Dans la plupart des conversations sur la littérature et l’art américains, le terme « comic book » sert de raccourci péjoratif pour des fantasmes adolescents simplistes, manichéens et produits en masse. Ces quinze dernières années, des auteurs tels que Frank MILLER, Art SPIEGELMAN, Neil GAIMAN, Alan MOORE, Ben KATCHOR, Chris WARE, Joe SACCO et d’autres ont commencé à prouver que – et c’est ce que Will EISNER a toujours dit – le médium du comic book est capable de raconter n’importe quel type d’histoire qu’un artiste souhaite raconter, à l’aide des possibilités narratives uniques permises par la combinaison des mots, des images et de la mise en page.
L’ouvrage que vous tenez entre les mains est le deuxième volume de 100 BULLETS, la brillante série de Brian AZZARELLO et Eduardo RISSO. La réussite d’AZZARELLO, RISSO et leur équipe permettra peut-être, avec le temps, d’éliminer définitivement les a priori péremptoires, à la manière des balles non-identifiables de l’Agent Graves. Le concept de la série semble terriblement simple. Mais comme le maître américain du polar Jim THOMPSON l’a dit, il peut y avoir bien des types d’histoires, mais il n’y a qu’une règle : les choses ne sont pas ce qu’elles paraissent. Dans différents épisodes de 100 BULLETS, l’Agent Graves apparaît pour donner à quelqu’un un attaché-case contenant la preuve irréfutable de l’identité de la personne qui a détruit sa vie, ainsi qu’une arme et 100 balles. Cette arme et ces balles, donnent à leur utilisateur la chance d’agir sans conséquences légales, d’être au-dessus de la loi et… de se venger ? De faire justice ? Graves semble d’abord représenter un genre d’agence gouvernementale secrète.
Mais comme nous l’avons appris dans le précédent album, ce n’est plus un agent du Trust qui dirige l’Amérique en secret… c’est un renégat, qui a refusé d’accomplir un travail, encore tenu secret, pour les treize familles. À Atlantic City, le Trust a fait tuer (du moins c’est ce qu’ils pensaient) Graves et les Minutemen (sept tueurs entraînés pour maintenir un équilibre entre les diverses factions du Trust). Mais Graves leur a fait savoir (en envoyant un homme assouvir sa vengeance sur un membre du Trust) qu’il était toujours vivant et s’opposait activement à leurs plans. Son ancien collègue, M. Shepherd, a pris sous son aile un Minuteman récemment activé, Dizzy Cordova, et joue sa propre partition… pour atteindre le même but, peut-être. Ou peut-être pas. Les choses ne sont pas ce qu’elles paraissent.

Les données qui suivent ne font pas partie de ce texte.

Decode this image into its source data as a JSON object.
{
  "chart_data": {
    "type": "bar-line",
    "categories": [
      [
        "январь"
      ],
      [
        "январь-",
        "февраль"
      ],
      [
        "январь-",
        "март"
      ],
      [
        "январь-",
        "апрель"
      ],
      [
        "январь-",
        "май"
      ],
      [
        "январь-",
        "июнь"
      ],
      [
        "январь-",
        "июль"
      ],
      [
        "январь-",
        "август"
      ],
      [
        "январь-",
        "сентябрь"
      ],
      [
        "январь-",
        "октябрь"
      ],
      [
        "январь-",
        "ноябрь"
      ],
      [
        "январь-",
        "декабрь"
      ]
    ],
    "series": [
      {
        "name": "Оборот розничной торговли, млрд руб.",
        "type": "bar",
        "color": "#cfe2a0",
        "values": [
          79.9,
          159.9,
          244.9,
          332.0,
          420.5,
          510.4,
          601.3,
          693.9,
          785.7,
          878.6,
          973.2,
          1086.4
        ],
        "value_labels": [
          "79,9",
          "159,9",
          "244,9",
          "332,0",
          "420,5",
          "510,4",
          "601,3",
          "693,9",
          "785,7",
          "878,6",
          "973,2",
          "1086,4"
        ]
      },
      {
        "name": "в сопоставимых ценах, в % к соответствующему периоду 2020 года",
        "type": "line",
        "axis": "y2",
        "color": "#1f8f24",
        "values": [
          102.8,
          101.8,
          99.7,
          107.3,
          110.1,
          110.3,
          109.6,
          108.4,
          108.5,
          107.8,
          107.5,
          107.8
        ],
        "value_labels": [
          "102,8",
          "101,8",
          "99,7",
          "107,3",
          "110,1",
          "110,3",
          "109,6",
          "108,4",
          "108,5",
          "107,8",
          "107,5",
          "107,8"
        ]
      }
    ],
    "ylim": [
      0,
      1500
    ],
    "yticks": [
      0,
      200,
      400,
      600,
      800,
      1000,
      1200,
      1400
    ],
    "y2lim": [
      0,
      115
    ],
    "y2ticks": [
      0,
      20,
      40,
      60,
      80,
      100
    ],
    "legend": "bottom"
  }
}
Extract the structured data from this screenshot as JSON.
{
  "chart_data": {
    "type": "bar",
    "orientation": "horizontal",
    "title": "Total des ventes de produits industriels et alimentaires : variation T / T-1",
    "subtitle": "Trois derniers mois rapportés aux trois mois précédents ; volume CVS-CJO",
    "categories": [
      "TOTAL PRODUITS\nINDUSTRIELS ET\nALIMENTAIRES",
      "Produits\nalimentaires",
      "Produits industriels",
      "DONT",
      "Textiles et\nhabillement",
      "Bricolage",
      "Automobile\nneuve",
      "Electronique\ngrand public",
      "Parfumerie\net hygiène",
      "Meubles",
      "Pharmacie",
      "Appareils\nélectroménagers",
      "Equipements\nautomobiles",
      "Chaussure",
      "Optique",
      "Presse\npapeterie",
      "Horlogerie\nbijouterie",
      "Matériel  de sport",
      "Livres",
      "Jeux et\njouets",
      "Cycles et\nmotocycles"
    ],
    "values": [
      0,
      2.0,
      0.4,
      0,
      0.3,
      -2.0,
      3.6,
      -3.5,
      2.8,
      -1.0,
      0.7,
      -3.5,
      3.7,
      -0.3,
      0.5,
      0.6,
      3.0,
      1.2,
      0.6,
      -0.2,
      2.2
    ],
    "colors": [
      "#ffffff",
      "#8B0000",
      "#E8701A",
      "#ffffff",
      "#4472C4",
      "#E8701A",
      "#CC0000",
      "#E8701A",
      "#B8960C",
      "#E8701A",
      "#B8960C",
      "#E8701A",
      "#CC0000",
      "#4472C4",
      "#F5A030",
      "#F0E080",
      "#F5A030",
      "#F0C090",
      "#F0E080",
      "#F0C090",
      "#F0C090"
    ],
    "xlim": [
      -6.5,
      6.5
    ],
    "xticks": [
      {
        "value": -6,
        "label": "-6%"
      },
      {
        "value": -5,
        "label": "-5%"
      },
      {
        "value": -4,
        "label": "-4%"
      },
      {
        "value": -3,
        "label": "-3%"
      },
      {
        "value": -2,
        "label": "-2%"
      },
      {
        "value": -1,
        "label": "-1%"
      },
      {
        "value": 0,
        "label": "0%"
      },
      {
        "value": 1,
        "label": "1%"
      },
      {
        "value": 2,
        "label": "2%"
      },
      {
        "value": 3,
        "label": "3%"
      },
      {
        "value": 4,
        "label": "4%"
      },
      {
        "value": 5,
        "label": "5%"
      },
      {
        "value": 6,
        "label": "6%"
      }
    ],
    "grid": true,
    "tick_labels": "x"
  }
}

Commençons par le dessin d’Eduardo RISSO. S’il est décrit par certains comme minimaliste, je le qualifierais plutôt d’impressionniste… surtout en ce qui concerne les physiques des personnages, qu’il dépeint sous des formes légèrement exagérées qui représentent à la fois leur personnalité véritable et leur statut social. Au contraire de ce que pensent la plupart des Américains des comics, encore une fois, 100 BULLETS n’est pas un monde peuplé de nobles héros à la mâchoire carrée et d’héroïnes reines de beauté, toutes en formes et en collants. Chaque personnage, des acteurs principaux jusqu’aux figurants d’arrière-plan, est imaginé et réalisé individuellement, et le talent de RISSO pour les expressions est époustouflant. Il ne fait pas que créer des héros athlétiques, il crée différents types d’athlétisme : la menace contrôlée de Cole Burns, ou la folie sous-jacente de Lono. Les personnages sont jeunes ou vieux : chaque voyage et chacun des choix difficiles qu’il a proposés sont gravés sur le visage de l’Agent Graves, tandis que Benito Medici transpire la jeunesse et l’aristocratie. RISSO dessine des petits punks cinglés et maigres, et des gros… et les gros sont eux aussi de plusieurs sortes, du massif gangster Eightball à Daniel Peres, du Trust, marqué par une vie de privilèges, en passant par le navrant laisser-aller de M. Branch. Mais malgré ces aspects impressionnistes, RISSO dessine un monde physique réaliste, où les conséquences existent : quand on se fait tabasser dans 100 BULLETS, on est couvert de bleus, de sang, de cicatrices.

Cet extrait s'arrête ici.